You can see the covers of a dozen different editions of the Blue Book, from which the two in this post are taken, here.  

 

 

 


 February 11, 2013 at 3:47 pm   Posted in: Culture, Law Rev Forum, Law School   Print This Post Print This Post

Responses (2)

  1. A.J. Sutter - February 11, 2013 at 9:39 pm

    As for keeping up with the times: One set of rules that should have been updated long ago relates to the citation of books (Rule 15.4).

    Currently, the publisher’s name must be shown only if a book is issued in multiple editions from the same publisher, or “editions other than by the original publisher” — the scare quotes here because the Blue Bookers overlook that a book can be published simultaneously by different publishers in different territories, so that both or all are the “original”.

    If the book is issued in only one edition from one publisher, it’s not necessary to show the publisher’s name.

    However, often authors may assume that there’s only one edition when actually there are more. Their inappropriate choice of citation form makes it difficult for the reader to locate the correct book. (I speak from experience.)

    A better default rule would therefore be to indicate the publisher in all circumstances, as U Chicago and other standard forms require. This is a win-win: it spares authors the duty of verifying the non-existence of other editions, and it spares readers from confusion when authors are derelict in that duty.

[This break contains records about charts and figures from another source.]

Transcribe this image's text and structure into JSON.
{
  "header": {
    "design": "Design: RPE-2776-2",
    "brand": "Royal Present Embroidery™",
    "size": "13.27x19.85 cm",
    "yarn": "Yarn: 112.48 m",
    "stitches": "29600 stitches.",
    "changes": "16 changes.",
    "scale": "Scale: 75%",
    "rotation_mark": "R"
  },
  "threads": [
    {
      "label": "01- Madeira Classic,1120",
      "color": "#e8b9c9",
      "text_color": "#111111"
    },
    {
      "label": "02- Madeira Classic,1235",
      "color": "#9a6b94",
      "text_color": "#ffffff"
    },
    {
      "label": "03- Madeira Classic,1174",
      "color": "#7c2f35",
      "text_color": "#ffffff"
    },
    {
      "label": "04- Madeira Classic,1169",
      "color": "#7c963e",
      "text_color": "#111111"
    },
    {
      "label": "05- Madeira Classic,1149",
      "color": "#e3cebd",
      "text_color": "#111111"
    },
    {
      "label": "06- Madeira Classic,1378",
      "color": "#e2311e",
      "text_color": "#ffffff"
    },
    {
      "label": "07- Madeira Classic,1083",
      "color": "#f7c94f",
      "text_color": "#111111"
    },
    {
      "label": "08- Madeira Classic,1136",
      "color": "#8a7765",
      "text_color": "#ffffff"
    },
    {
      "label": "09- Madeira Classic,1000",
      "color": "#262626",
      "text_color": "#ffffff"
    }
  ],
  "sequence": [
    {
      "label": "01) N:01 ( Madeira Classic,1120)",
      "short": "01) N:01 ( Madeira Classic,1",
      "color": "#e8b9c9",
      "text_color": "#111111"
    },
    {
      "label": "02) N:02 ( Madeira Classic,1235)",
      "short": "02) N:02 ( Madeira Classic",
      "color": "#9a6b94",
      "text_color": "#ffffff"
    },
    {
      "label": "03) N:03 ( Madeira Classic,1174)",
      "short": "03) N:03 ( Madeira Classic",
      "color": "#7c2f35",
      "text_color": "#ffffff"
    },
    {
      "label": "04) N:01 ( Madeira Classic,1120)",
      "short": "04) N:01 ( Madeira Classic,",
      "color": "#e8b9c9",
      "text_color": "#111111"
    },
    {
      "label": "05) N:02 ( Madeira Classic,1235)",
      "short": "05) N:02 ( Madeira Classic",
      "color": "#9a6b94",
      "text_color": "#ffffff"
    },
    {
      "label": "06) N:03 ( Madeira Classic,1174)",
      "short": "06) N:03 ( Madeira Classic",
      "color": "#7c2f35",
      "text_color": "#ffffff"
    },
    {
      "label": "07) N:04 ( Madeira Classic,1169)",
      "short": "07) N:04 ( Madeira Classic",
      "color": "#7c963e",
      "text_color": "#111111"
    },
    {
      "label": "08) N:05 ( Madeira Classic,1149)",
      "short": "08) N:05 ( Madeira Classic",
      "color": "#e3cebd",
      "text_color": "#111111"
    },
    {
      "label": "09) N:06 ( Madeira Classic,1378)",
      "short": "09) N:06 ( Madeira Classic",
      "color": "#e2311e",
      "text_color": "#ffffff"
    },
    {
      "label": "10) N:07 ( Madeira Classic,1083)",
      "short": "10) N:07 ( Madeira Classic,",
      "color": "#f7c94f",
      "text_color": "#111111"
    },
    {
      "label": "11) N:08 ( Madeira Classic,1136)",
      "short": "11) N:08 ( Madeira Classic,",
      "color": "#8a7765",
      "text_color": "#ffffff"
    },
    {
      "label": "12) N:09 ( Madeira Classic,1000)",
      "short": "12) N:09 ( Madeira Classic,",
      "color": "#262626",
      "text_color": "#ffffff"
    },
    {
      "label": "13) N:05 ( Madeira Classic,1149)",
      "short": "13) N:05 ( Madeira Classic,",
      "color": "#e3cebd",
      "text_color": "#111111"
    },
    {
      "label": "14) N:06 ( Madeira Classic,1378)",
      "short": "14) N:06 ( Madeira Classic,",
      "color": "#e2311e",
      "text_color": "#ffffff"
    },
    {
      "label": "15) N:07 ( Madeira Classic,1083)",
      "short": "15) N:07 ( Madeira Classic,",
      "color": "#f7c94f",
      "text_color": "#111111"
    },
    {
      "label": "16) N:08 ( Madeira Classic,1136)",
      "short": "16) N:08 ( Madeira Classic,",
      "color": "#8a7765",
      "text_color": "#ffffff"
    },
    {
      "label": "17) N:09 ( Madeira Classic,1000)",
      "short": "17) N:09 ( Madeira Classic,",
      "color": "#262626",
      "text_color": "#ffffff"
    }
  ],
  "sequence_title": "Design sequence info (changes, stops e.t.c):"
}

  2. Lisa Larrimore Ouellette - February 12, 2013 at 8:29 am

    By the way, my understanding is that the switch to full author names came about in response to thoughtful feminist critiques:

    We also appreciate the assistance of the editors of The Yale Law Journal and their willingness to permit us to depart from legal footnote conventions and to provide the first and last names of authors. Using only last names not only limits access (when authors have common names) and often relies upon reader recognition of those already well-known but also assumes that gender is irrelevant. The provision of first initials for those who write books but not articles privileges one form of writing over another. The exclusion of litigants’ first names reinforces their facelessness and genderlessness, but we were unable to persuade the editors to alter this convention.

    Carolyn Heilbrun & Judith Resnik, Convergences: Law, Literature, and Feminism, 99 Yale L.J. 1913, 1913 n.** (1990)

    I had wanted to humanize and particularize the authors whose ideas I used in this Article by giving their first as well as last names. Unfortunately, the editors of the Harvard Law Review, who otherwise have been most cooperative, insisted upon adhering to the “time-honored” Bluebook convention of using last names only . . . . In these rules, I see hierarchy, rigidity, and depersonalization, of the not altogether neutral variety. First names have been one dignified way in which women could distinguish themselves from their fathers and their husbands. I apologize to the authors whose identities have been obscured in the apparently higher goals of Bluebook orthodoxy.

    Katharine T. Bartlett, Feminist Legal Methods, 103 Harv. L. Rev. 829, 829 n.* (1990).